November 25, 2008

Thanksgiving, Falsifiability and Karl Popper's Turkey : Past Behavior May Not Indicate Future Performance

Whenever Thanksgiving rolls around my mind roams to many things - I really do have an awful lot to give thanks for. I think about past Thanksgivings and funny stories. And I think about Karl Popper and his turkey.

Sir Karl Popper was, among other things, a primary shaper of the philosophy of science. One of his big points, called falsifiability, was that you really can't prove anything, you can only disprove things. You can't prove that force=mass * acceleration, you can only demonstrate that f=m*a explains a lot of things, and seems to fit a lot of situations. Until somebody brings something better along, f=m*a is a pretty good explanation. And when somebody falsifies it (proves it wrong), that'll give us a reason for find a better explanation - and so on, and so on. In fact, that's his philosophy of science - a discussion of competing ideas and explanations, each eventually falsified and replaced by better, an evolving world where populated by survival of the fittest ideas. Of course, Karl Popper said it a lot more eloquently: he said that a scientific theory could be refuted by experience.

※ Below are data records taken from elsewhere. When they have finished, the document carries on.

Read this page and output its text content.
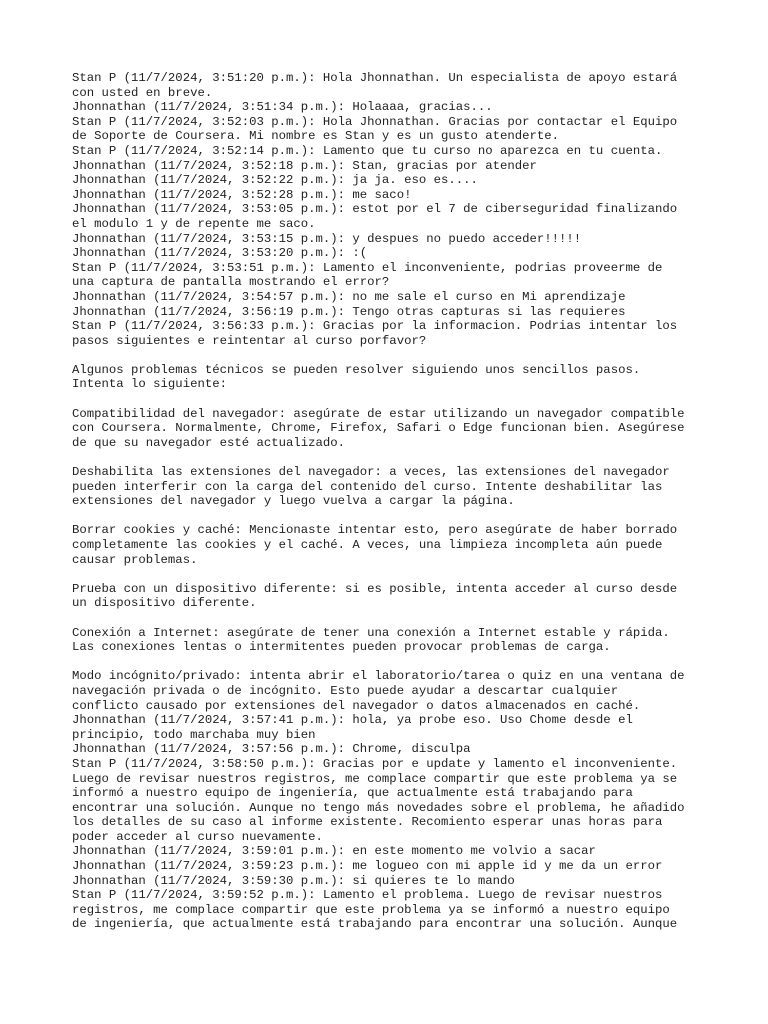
Stan P (11/7/2024, 3:51:20 p.m.): Hola Jhonnathan. Un especialista de apoyo estará
con usted en breve.
Jhonnathan (11/7/2024, 3:51:34 p.m.): Holaaaa, gracias...
Stan P (11/7/2024, 3:52:03 p.m.): Hola Jhonnathan. Gracias por contactar el Equipo
de Soporte de Coursera. Mi nombre es Stan y es un gusto atenderte.
Stan P (11/7/2024, 3:52:14 p.m.): Lamento que tu curso no aparezca en tu cuenta.
Jhonnathan (11/7/2024, 3:52:18 p.m.): Stan, gracias por atender
Jhonnathan (11/7/2024, 3:52:22 p.m.): ja ja. eso es....
Jhonnathan (11/7/2024, 3:52:28 p.m.): me saco!
Jhonnathan (11/7/2024, 3:53:05 p.m.): estot por el 7 de ciberseguridad finalizando
el modulo 1 y de repente me saco.
Jhonnathan (11/7/2024, 3:53:15 p.m.): y despues no puedo acceder!!!!!
Jhonnathan (11/7/2024, 3:53:20 p.m.): :(
Stan P (11/7/2024, 3:53:51 p.m.): Lamento el inconveniente, podrias proveerme de
una captura de pantalla mostrando el error?
Jhonnathan (11/7/2024, 3:54:57 p.m.): no me sale el curso en Mi aprendizaje
Jhonnathan (11/7/2024, 3:56:19 p.m.): Tengo otras capturas si las requieres
Stan P (11/7/2024, 3:56:33 p.m.): Gracias por la informacion. Podrias intentar los
pasos siguientes e reintentar al curso porfavor?
Algunos problemas técnicos se pueden resolver siguiendo unos sencillos pasos.
Intenta lo siguiente:
Compatibilidad del navegador: asegúrate de estar utilizando un navegador compatible
con Coursera. Normalmente, Chrome, Firefox, Safari o Edge funcionan bien. Asegúrese
de que su navegador esté actualizado.
Deshabilita las extensiones del navegador: a veces, las extensiones del navegador
pueden interferir con la carga del contenido del curso. Intente deshabilitar las
extensiones del navegador y luego vuelva a cargar la página.
Borrar cookies y caché: Mencionaste intentar esto, pero asegúrate de haber borrado
completamente las cookies y el caché. A veces, una limpieza incompleta aún puede
causar problemas.
Prueba con un dispositivo diferente: si es posible, intenta acceder al curso desde
un dispositivo diferente.
Conexión a Internet: asegúrate de tener una conexión a Internet estable y rápida.
Las conexiones lentas o intermitentes pueden provocar problemas de carga.
Modo incógnito/privado: intenta abrir el laboratorio/tarea o quiz en una ventana de
navegación privada o de incógnito. Esto puede ayudar a descartar cualquier
conflicto causado por extensiones del navegador o datos almacenados en caché.
Jhonnathan (11/7/2024, 3:57:41 p.m.): hola, ya probe eso. Uso Chome desde el
principio, todo marchaba muy bien
Jhonnathan (11/7/2024, 3:57:56 p.m.): Chrome, disculpa
Stan P (11/7/2024, 3:58:50 p.m.): Gracias por e update y lamento el inconveniente.
Luego de revisar nuestros registros, me complace compartir que este problema ya se
informó a nuestro equipo de ingeniería, que actualmente está trabajando para
encontrar una solución. Aunque no tengo más novedades sobre el problema, he añadido
los detalles de su caso al informe existente. Recomiento esperar unas horas para
poder acceder al curso nuevamente.
Jhonnathan (11/7/2024, 3:59:01 p.m.): en este momento me volvio a sacar
Jhonnathan (11/7/2024, 3:59:23 p.m.): me logueo con mi apple id y me da un error
Jhonnathan (11/7/2024, 3:59:30 p.m.): si quieres te lo mando
Stan P (11/7/2024, 3:59:52 p.m.): Lamento el problema. Luego de revisar nuestros
registros, me complace compartir que este problema ya se informó a nuestro equipo
de ingeniería, que actualmente está trabajando para encontrar una solución. Aunque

Karl Popper's falsifiability thesis was based on a simple premise recently demonstrated by the financial markets: past behavior is no guarantee of future performance.

Karl Popper gave this story: There's a turkey in a farm yard... Every day, Farmer Joe comes out and gives the turkey some really good food. The turkey comes to look forward to Farmer Joe's visits, and every day Farmer Joe appears and gives the turkey good food. Life is great, the trend continues, and the Turkey is feeling pretty confident of it's understanding of the world. Until the day Farmer Joe arrives, cuts the Turkey's head off, and prepares it for Thanksgiving dinner. The Turkey's observations and hypothesis, which explained and predicted the world over the short term, were of no use in predicting future behavior.

Whenever I think I have Life figured out, I remember Karl Popper's turkey, who was pretty confident until that last moment. The life of the fatted calf is good, up to a point. I wonder about the American dream, and companies canceling pension plans, and I think more people should read Karl Popper.

Karl Popper proposed that science's acceptance of any law or rule was only tentative, subject to subsequent falsification. Pop culture sound bite: In the Animatrix series of short films, the protaganist in "Kid's Story" is named Michael Karl Popper (note the tombstone in this Youtube).



Karl Popper has done very interesting things in several fields, and besides his tale of the Thanksgiving Turkey, I especially appreciate his Three Worlds of Knowledge.